Straż pożarna poinformowała, że gaszenie pożaru trwało pięć godzin. Niegroźne obrażenia odniosło 37 osób, w tym ośmiu strażaków. Ponad 50 osób zostało ewakuowanych, a policja aresztowała jednego z mieszkańców budynku. Według służb jest to kobieta w średnim wieku, która ma "historię psychiatryczną" i została zatrzymana na ulicy w czasie próby podpalenia jednego z samochodów.
AFP podkreśla, że jest to najbardziej tragiczny pożar w Paryżu od 14 lat. "Francja obudziła się w szoku - napisał na Twitterze francuski prezydent Emmanuel Macron - Nasze myśli są przy ofiarach, dziękujemy także strażakom, których odwaga uratowała wiele istnień".
- Paryż od rana jest w żałobie, bilans jest tragiczny - napisała na Twitterze mer stolicy Francji Anne Hidalgo, która podkreśliła, że administracja miasta niezwłocznie zadbała o lokale zastępcze dla osób ewakuowanych z palącego się budynku.
Pożar wybuchł około godz. 1. Część mieszkańców ośmiopiętrowego budynku z lat 70. przed płomieniami uciekła na dach, inni wzywali pomocy z okien swoich mieszkań. Ze względów bezpieczeństwa ewakuowano i przeszukano też dwa sąsiednie budynki.
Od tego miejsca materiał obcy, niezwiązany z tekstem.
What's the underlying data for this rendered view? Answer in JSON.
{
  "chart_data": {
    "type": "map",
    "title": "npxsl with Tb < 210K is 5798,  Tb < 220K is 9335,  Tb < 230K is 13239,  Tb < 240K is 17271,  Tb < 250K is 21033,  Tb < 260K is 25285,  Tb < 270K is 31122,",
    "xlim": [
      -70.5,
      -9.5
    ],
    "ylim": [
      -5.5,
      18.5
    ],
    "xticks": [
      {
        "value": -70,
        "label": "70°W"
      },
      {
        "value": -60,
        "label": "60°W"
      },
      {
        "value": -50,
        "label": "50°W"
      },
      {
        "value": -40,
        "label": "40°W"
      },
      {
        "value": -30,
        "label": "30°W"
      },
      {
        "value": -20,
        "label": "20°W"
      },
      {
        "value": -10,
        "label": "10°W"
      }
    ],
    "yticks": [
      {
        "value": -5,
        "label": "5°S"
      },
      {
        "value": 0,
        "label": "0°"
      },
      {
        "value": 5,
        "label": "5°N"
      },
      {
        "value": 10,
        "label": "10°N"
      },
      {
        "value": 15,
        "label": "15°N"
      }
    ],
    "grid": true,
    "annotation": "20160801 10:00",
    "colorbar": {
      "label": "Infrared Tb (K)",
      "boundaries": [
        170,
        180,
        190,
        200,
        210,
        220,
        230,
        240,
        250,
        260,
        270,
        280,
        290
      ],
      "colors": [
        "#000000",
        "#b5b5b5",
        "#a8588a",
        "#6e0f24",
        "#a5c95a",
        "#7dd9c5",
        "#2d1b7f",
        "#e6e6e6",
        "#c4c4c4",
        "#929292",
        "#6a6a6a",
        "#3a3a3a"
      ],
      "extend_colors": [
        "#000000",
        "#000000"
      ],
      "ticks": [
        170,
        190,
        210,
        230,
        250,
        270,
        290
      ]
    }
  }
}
W gaszeniu ognia brało udział ponad 200 strażaków.
Budynek, w którym doszło do tragedii, położony jest przy ulicy Erlanger w zamożnej dzielnicy Paryża, sąsiadującej z Laskiem Bulońskim, w której znajduje się wiele ambasad, muzeów i restauracji.
To najbardziej tragiczny w skutkach pożar w Paryżu od 26 sierpnia 2005 roku, gdy na skutek podpalenia budynku w 13. dzielnicy zginęło 17 osób, w tym 14 dzieci. W tym samym roku, 15 kwietnia, doszło do pożaru w hotelu "Paris - Opera", w wyniku którego śmierć poniosły 24 osoby, w tym 11 dzieci.